El sector agroalimentario quiere un periodo largo de desenganche ante un “Brexit” imprevisible

Representantes de la Administración, la industria alimentaria y los productores agrarios desean un proceso de negociación ordenado para la salida del Reino Unido de la Unión Europea,  “que tendrá consecuencias aún imprevisibles para el sector agroalimentario español”, según destacó el subsecretario del Ministerio de Agricultura y Pesca, Alimentación y Medio Ambiente, Jaime Haddad, en la inauguración de la jornada “El sistema agroalimentario ante el Brexit”, que organizó ayer en Madrid la Asociación de Cuerpo Nacional Veterinario.

Tras recordar los pasos que ya se han ejecutado desde el sí británico en referéndum hace casi un año, Haddad valoró la “cobertura jurídica de las negociaciones” garantizadas por la UE en una primera fase que culminará el 30 de marzo de 2019 con el tratado de la salida del Reino Unido.

Para Haddad, es “obvio” que la UE “ha hecho bien los deberes de cara a la negociación, reconociendo los eventuales peligros de la desconexión y minimizando los daños”, que comenzará a partir de las elecciones de este jueves y que se prolongará durante dieciocho meses; después habrá sucederá una segunda fase en la que se abordará la relación del Reino Unido desde su nuevo estatus de tercer país con la UE.

En su intervención, el director general de la Federación Española de Industrias de la Alimentación y Bebidas, Mauricio García de Quevedo, subrayó que el Reino Unido es uno de los principales socios comerciales de este sector en España y que en la última década el ritmo de crecimiento de las ventas a dicho país han sido del 8 %.

Las preocupaciones para la industria alimentaria por el Brexit son la afectación comercial -que variará en función de los futuros acuerdos–, la financiación de la Política Agraria Común (PAC), la influencia de los cambios de divisas ante la depreciación de la libra y la posible modificación de normativas relacionadas con el etiquetado o la seguridad alimentaria.

FIAB solicita un periodo “más o menos largo y estable de desenganche” para que las empresas agroalimentarias se adapten a la nueva situación y se produzca una “transición ordenada”, y confirma que sectores como el del vino, el aceite de oliva, la carne de cerdo y las frutas y hortalizas serán los más afectados.

En la jornada también participó el director general de la Federación Española de Asociaciones de Productores Exportadores de Frutas y Hortalizas (FEPEX), José María Pozancos, quien  mostró su gran preocupación al ser el Reino Unido uno de los mercados con “mayor dimensión y más dinámicos” en relación al sector hortofrutícola. “España es el Estado miembro más afectado de la UE en cuanto a las exportaciones de frutas y hortalizas a este país”.

No obstante, José María Pozancos reconoció que la afectación final del Brexit cambiará en función del modelo de relación comercial que se adopte entre el Reino Unido y la UE. Auguró asimismo la pérdida de preferencia comunitaria, que ocuparán países como Sudáfrica, Egipto, Marruecos, Israel, Turquía, aflorando en la UE problemas de competitividad por los costes de producción.

FEPEX trasladó que es prioritario, tanto desde el punto de vista de la mejora de la competitividad como del mantenimiento del empleo, mantener el statu quo de los programas operativos de las organizaciones de productores (OPFH).
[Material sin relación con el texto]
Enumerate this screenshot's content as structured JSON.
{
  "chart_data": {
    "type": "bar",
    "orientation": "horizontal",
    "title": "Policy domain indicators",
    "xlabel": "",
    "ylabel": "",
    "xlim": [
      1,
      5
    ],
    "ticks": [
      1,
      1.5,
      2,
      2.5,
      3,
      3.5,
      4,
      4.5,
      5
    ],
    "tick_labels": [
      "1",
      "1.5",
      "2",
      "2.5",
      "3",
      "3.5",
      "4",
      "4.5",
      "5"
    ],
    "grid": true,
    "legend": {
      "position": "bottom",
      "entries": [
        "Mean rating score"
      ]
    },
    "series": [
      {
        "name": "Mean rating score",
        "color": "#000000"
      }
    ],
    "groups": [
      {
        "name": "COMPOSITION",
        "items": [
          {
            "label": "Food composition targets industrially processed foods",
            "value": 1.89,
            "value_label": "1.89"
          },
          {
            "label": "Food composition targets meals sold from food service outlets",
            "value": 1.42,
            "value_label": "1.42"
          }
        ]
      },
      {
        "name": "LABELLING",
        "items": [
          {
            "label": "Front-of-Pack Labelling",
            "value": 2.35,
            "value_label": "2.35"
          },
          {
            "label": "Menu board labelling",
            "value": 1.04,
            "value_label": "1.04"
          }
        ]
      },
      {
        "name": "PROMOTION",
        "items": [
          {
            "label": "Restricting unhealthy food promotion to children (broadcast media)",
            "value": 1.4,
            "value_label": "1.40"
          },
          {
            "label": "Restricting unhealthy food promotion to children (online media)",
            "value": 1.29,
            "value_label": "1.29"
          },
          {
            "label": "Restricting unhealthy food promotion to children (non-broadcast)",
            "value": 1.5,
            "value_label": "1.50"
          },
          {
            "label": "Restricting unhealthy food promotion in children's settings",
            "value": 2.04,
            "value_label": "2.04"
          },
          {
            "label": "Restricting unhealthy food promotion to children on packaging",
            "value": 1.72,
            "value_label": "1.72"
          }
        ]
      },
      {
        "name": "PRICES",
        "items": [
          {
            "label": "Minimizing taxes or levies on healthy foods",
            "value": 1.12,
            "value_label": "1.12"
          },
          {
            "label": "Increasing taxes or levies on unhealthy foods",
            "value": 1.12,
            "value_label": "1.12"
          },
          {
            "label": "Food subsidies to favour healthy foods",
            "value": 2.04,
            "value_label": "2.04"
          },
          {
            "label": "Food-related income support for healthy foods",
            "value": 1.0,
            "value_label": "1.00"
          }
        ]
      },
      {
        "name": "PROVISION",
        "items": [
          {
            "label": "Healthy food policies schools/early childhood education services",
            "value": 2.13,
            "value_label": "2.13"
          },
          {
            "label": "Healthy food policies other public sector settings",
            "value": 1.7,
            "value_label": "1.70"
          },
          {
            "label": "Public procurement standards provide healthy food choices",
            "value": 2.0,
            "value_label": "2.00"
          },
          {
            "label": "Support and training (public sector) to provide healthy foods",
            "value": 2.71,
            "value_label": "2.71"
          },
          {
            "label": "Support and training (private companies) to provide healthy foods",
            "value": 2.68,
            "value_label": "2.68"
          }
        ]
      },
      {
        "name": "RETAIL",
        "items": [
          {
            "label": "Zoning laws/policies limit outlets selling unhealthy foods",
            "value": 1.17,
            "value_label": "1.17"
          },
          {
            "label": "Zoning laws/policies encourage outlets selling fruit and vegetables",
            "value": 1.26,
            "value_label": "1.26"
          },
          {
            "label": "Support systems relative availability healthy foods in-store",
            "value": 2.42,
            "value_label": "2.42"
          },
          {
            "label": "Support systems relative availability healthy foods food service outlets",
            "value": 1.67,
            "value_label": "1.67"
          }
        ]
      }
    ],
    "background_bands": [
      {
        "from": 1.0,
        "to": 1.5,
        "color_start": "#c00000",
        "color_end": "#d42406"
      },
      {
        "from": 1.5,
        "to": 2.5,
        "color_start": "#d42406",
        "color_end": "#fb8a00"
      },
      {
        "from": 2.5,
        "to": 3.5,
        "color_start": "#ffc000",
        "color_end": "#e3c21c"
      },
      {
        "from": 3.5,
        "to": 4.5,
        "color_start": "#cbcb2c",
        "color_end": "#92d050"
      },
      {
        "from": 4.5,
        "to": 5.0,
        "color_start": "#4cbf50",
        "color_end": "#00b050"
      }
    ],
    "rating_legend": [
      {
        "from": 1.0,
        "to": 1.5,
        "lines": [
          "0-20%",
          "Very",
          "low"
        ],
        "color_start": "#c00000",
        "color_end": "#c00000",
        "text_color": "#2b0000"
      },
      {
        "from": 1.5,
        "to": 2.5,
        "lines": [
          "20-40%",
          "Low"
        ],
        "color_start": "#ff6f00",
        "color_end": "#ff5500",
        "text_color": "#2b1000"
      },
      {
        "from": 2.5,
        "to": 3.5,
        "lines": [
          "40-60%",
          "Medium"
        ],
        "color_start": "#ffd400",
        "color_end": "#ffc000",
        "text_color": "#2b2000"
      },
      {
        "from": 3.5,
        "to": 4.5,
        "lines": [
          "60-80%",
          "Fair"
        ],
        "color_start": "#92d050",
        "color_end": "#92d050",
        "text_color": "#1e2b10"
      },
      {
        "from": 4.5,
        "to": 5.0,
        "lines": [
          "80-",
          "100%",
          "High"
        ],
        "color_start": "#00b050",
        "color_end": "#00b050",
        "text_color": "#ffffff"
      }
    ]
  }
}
Con este panorama, según FEPEX, la Unión Europea debería adoptar medidas inmediatas y eficaces en las producciones más sensibles.

En la jornada también participaron expertos de la administración y en la relaciones con el Reino Unido, como el exconsejero del Ministerio de Agricultura y Pesca, Alimentación y Medio Ambiente en Reino Unido Luis González-Quevedo Tejerina, quien apuntó que el Brexit va a afectar a todas las áreas de este Ministerio y cambiará aspectos como la financiación de la futura PAC o al reparto de los caladeros.

Desde la Dirección General de Producciones y Mercados del Ministerio, José Luis Saénz Baquero incidió en el calendario “endiablado” para abordar el próximo marco financiero de la UE y, por ende, el de la nueva Política Agraria Común, y dejó en el aire cómo se va tapar el “agujero” del saldo final de unos 11.000 millones de euros anuales con los que contribuye el Reino Unido a la UE. En cuanto a la PAC, “tendrá que reinventarse y cambiar si quiere continuar con una financiación importante”, subrayó Sáenz Baquero.

La jornada finalizado con una mesa redonda con representantes de diferentes partidos políticos representados en el Europarlamento.